Since late summer, shoppers and merchants alike along Eglinton Avenue West have been able to sigh in relief as many telltale signs of the Eglinton Crosstown’s construction — vehicles, lane closures, detours, concrete dust, temporary fencing — have faded into the distance and street parking has returned.
It’s a temporary lull, with work scheduled to resume sometime next year, but Metrolinx, the provincial government agency arranging the work, has been less than ideal in communicating its schedule, Eglinton Way BIA chair Maureen Sirois says. And it’s aggravating many of the small business owners along the street.
“Nothing happens quickly with Metrolinx,” Sirois says. “They don’t give us target dates, they don’t give us construction dates, we don’t know anything about their timelines, and they don’t keep us informed.”
Metrolinx has been working on building the Crosstown since summer 2013. The project’s boring machines originally began at Yonge, tunneled west until they reached Allen Road in April, and have been making their way back to Yonge since June.
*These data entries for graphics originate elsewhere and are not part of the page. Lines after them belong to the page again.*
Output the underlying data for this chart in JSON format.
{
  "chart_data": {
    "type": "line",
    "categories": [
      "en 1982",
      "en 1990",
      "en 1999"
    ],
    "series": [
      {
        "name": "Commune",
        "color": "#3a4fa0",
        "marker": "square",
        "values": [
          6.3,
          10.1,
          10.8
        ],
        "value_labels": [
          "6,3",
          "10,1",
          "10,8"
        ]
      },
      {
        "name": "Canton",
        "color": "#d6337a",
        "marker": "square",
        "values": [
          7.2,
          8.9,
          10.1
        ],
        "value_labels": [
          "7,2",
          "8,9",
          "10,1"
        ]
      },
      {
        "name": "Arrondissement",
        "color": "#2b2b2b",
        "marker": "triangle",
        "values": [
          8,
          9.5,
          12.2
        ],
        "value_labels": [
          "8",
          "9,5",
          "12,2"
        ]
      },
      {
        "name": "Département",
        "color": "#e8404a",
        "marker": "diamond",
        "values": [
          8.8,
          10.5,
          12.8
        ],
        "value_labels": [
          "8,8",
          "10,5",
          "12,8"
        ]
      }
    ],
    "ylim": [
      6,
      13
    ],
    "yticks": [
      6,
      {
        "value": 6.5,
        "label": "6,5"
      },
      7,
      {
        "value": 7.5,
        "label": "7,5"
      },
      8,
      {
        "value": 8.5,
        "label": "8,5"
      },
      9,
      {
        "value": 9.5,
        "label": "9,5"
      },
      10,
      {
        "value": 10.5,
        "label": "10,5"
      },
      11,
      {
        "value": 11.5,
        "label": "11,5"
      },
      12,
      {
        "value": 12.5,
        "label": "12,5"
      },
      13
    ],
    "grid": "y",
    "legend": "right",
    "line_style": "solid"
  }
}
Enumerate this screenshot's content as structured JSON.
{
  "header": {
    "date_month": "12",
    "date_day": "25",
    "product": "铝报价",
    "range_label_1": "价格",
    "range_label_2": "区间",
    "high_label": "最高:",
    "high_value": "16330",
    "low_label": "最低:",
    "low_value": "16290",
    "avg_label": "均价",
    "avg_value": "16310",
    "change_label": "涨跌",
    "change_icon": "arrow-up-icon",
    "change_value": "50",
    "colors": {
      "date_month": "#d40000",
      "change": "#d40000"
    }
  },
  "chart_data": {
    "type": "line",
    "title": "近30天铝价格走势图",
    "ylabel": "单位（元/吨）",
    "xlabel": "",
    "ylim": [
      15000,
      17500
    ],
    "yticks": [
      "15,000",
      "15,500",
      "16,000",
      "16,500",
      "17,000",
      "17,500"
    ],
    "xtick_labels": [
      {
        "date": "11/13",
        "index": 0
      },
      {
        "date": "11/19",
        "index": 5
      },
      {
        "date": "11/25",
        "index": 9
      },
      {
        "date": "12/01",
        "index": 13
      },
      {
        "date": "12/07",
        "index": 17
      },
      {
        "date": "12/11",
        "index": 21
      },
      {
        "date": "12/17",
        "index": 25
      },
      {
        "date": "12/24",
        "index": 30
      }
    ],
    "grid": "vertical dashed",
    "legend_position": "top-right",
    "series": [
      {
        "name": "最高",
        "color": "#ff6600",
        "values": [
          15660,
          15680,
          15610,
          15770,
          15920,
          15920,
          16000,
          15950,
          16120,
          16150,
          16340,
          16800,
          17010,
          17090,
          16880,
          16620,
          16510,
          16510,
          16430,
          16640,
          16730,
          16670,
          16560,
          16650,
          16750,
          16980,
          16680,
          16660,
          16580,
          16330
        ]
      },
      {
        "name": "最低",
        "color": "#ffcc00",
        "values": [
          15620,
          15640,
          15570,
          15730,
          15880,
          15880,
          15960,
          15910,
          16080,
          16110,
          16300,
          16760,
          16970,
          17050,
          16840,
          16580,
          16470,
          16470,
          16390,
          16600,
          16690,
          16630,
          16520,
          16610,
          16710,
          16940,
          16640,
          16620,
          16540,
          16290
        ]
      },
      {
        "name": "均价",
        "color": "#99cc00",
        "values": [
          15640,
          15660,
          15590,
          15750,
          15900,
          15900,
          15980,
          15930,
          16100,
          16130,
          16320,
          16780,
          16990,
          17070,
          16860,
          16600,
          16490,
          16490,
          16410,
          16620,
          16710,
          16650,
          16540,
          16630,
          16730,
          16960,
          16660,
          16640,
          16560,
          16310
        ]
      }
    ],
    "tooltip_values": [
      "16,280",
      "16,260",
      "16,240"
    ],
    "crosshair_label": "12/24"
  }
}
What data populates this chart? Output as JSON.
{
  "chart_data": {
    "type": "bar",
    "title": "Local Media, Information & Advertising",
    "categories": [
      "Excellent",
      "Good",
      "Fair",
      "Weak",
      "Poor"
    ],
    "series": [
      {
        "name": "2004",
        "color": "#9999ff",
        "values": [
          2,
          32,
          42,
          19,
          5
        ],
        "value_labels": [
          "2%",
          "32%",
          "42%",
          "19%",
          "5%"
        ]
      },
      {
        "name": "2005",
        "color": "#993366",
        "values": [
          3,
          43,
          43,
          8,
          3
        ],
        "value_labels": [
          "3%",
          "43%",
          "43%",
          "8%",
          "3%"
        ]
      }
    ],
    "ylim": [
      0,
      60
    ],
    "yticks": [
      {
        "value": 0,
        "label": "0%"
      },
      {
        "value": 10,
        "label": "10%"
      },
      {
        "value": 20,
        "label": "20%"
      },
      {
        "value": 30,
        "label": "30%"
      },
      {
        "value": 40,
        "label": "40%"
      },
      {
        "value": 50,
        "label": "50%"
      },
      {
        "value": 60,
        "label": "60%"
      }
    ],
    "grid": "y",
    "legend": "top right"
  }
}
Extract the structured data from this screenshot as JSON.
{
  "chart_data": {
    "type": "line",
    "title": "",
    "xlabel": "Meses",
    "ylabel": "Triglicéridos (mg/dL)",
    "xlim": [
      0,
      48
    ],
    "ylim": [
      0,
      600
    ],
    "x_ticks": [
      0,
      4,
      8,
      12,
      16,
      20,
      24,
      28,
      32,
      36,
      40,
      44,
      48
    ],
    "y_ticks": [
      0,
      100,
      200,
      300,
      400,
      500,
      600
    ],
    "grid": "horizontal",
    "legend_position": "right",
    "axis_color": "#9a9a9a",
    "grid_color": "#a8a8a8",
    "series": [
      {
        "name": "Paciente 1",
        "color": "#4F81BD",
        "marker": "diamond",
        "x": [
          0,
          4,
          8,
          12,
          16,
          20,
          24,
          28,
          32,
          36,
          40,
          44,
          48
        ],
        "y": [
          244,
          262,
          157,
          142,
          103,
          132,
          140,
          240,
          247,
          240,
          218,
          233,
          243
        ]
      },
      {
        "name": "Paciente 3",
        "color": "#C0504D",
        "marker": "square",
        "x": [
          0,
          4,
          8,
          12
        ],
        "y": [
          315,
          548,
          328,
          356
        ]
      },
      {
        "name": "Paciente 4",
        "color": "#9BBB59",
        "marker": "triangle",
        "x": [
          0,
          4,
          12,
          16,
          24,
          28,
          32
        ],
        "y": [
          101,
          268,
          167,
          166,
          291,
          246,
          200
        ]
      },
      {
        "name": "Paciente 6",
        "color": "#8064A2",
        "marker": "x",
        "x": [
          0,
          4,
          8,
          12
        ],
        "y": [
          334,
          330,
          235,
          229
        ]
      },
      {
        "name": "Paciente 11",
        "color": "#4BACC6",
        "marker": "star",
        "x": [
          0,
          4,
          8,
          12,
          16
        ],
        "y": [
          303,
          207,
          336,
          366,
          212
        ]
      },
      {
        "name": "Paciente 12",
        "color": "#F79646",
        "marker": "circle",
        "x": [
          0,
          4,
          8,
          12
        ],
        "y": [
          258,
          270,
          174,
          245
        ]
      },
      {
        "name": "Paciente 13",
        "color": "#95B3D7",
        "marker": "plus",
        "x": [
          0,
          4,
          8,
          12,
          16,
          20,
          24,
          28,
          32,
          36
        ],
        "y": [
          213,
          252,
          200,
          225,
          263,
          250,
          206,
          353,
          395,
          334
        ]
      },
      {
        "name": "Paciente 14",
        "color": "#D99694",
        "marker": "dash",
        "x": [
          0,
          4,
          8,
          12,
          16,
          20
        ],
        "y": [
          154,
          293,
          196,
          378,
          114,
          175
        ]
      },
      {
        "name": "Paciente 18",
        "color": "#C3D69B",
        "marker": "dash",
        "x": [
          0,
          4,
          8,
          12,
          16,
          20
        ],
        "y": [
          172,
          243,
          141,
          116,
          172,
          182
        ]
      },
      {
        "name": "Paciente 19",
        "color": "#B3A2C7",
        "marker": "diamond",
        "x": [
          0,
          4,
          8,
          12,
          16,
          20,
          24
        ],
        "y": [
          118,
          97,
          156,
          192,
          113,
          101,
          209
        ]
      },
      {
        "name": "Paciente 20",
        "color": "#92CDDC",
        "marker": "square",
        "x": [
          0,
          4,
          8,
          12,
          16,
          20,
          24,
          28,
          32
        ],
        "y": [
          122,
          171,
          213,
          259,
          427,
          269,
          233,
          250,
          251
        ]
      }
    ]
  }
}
Meanwhile, the surface work that midtown residents are familiar with has involved constructing the headwalls of future stations — underground support structures at the east and west ends that must be installed before the tunnel boring machines can arrive. Once the boring machines finish their current digging in 2016, further work on the stations can begin.
It’s a complicated project with a lot of moving gears, Metrolinx spokesperson Jamie Robinson says, and while he acknowledges that there is ‘room for improvement” in the communication process between Metrolinx and the businesses along Eglinton Avenue West, Robinson also says that the agency does its best to support business owners affected by the construction, including by distributing its construction schedule to affected parties whenever it has a firm timeline in place.
“[Contractors] do the work at a fixed price… and they’ve got an end date,” Robinson says. “How they manage within that is entirely up to them. That’s the nature of the work that gets done.”
Usually the contractors provide Metrolinx with the appropriate information in a timely manner, Robinson says, and the agency distributes it, with the goal of informing affected residents and business owners at least two weeks in advance.
“But there have been a couple of instances where some unanticipated impacts will come up late in the game,” he says.
The problem with Metrolinx’s small business support system is that it isn’t in sync with the realities of running one, Sirois says. For example, one business owner had trucks in front of his store for six days in a row, she says, and it took Metrolinx two weeks to investigate the problem.
“They said, ‘Well, the construction’s only going to be there for two or three weeks,’” she says. “Holy cow – two or three weeks! That’s a lifetime to a storekeeper.”
Ward 22 Councillor Josh Matlow, who has engaged with both sides, says that while Metrolinx does make an effort to share information, and that agency representatives have attended every meeting he’s invited them to, many, many small business owners have told him that the organization does not share its information in a timely or detailed enough manner.
“So many small business owners had to make a lot of sacrifices while this important transit project has been built,” Matlow says. “At the very least, they deserve timely information so they can make proactive decisions.”